Né i vizi procedurali del provvedimento potrebbero essere giustificati dal fatto che all’epoca la commissione edilizia non fosse operante.
La commissione edilizia avrebbe invece esattamente inquadrato alla fattispecie alla luce delle norme tecniche di attuazione del piano regolatore di Napoli, che non escluderebbero interventi edilizi nella zona F, sottozona Fa.
L’assunto è giuridicamente inconsistente.

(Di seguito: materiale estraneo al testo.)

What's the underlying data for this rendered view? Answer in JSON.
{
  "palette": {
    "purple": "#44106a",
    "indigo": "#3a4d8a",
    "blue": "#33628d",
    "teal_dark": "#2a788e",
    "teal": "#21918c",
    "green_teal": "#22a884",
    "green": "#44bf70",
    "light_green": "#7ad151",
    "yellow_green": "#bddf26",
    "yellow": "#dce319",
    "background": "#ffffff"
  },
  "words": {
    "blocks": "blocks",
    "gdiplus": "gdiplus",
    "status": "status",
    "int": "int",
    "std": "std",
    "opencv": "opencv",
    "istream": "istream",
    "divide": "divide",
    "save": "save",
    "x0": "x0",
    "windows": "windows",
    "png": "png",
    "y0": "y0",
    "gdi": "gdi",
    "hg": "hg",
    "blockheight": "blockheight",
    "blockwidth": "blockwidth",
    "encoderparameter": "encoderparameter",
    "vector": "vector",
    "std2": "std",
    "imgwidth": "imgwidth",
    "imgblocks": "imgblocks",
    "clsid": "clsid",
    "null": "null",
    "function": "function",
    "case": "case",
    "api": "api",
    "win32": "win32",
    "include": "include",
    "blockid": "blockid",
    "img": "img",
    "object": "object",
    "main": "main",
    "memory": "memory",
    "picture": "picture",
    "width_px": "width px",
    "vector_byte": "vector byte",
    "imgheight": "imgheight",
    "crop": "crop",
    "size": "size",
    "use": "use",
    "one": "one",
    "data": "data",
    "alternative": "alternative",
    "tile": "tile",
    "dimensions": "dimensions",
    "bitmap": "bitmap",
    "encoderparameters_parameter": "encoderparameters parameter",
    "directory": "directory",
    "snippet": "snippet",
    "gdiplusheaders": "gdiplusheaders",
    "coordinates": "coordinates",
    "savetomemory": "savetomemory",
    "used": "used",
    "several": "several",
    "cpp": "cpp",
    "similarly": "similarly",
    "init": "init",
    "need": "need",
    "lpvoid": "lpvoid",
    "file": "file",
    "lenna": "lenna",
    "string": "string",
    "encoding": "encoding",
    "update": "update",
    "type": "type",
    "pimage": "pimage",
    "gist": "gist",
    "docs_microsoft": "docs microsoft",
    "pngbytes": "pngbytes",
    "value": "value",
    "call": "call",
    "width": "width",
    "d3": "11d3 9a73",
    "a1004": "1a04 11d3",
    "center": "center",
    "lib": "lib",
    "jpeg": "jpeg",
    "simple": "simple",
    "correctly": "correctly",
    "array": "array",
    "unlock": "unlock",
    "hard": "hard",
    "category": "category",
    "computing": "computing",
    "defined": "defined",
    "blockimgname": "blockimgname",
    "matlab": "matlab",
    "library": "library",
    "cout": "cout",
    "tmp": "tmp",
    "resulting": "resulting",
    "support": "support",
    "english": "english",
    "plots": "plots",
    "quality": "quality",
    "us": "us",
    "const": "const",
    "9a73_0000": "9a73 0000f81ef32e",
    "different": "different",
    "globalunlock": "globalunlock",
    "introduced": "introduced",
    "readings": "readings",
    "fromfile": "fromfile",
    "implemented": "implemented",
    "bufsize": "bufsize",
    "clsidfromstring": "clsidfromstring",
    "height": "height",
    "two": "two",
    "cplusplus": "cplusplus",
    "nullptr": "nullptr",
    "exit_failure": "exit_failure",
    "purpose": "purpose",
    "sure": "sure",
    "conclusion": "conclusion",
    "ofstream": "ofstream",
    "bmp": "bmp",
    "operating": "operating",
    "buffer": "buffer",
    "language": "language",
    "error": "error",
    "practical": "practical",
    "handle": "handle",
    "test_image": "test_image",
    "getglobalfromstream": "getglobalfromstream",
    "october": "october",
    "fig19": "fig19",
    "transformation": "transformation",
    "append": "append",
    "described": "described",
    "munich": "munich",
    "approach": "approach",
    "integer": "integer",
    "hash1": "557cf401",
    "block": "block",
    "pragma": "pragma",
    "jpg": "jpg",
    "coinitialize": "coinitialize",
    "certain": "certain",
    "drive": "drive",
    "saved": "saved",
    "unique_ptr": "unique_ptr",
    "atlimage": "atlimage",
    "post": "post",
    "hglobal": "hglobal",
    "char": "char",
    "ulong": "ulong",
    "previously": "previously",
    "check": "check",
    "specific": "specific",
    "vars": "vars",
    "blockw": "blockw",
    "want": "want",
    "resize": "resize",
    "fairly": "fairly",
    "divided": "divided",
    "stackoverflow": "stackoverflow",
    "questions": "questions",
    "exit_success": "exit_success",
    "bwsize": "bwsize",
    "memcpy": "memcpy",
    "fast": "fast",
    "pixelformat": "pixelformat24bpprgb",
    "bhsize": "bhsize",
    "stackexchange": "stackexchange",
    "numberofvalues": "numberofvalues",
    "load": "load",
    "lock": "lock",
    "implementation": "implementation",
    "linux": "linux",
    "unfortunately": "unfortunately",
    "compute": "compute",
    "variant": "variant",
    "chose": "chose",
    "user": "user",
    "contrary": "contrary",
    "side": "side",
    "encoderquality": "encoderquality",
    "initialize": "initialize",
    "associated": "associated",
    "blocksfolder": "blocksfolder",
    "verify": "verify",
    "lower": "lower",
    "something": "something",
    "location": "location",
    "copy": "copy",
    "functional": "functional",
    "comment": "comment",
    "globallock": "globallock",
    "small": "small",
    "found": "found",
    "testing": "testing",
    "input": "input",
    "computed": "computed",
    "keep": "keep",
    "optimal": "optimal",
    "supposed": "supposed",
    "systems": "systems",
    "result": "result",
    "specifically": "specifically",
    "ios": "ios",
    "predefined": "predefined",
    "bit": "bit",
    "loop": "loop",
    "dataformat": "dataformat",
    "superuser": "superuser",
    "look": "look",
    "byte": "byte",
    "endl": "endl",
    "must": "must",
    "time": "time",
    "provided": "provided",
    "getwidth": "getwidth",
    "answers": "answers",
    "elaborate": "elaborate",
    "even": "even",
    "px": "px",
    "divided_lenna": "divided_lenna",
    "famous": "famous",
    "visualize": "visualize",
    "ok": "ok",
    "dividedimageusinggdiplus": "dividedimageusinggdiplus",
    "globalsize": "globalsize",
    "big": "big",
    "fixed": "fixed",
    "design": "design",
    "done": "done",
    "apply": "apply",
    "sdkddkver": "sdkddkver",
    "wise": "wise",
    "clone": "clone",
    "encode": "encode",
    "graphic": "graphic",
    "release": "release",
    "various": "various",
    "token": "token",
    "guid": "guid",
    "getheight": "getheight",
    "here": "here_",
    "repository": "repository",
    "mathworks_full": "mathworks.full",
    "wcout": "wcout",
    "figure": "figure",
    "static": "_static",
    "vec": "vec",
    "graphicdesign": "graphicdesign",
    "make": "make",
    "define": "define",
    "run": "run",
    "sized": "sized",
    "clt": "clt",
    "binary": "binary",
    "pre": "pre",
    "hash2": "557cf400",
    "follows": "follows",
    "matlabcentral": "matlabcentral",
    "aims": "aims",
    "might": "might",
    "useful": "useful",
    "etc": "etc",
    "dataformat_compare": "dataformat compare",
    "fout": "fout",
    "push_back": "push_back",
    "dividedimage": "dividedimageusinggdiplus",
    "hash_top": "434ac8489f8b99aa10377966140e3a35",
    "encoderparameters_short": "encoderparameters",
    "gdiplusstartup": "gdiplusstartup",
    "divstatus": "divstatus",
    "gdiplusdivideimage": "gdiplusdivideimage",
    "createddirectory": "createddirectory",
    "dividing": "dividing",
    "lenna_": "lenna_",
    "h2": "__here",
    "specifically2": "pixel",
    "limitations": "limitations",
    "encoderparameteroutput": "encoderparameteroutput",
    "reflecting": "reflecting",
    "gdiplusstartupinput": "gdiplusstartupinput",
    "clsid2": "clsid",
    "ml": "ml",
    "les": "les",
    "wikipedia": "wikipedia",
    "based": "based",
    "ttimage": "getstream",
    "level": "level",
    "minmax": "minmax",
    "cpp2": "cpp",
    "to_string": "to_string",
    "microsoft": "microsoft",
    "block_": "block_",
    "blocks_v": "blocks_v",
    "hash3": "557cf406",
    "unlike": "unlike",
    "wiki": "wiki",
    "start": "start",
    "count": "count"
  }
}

Il secondo comma dell’art. 27 del d.lgs. n.380 /2001 e s.m.i. prevede che il responsabile del procedimento ordina la demolizione delle opere eseguite senza titolo su aree assoggettate a vincolo di inedificabilità o destinate ad opere pubbliche e stabilisce che detto responsabile“ in tutti i casi di difformità dalle norme urbanistiche e alle prescrizioni degli strumenti urbanistici, provvede alla demolizione e al ripristino dello stato dei luoghi ”.
In relazione a quando si diceva in precedenza non vi sono dubbi sulla legittimità di un provvedimento, a carattere vincolato, di demolizione di un’edificazione realizzata del tutto abusivamente in zona vincolata paesaggisticamente.
____9.§. In conclusione l’appello è infondato e per l’effetto la sentenza impugnata deve essere integralmente confermata.
Le spese, ai sensi dell’art. 26 del c.p.a. seguono la soccombenza e sono liquidate come in dispositivo.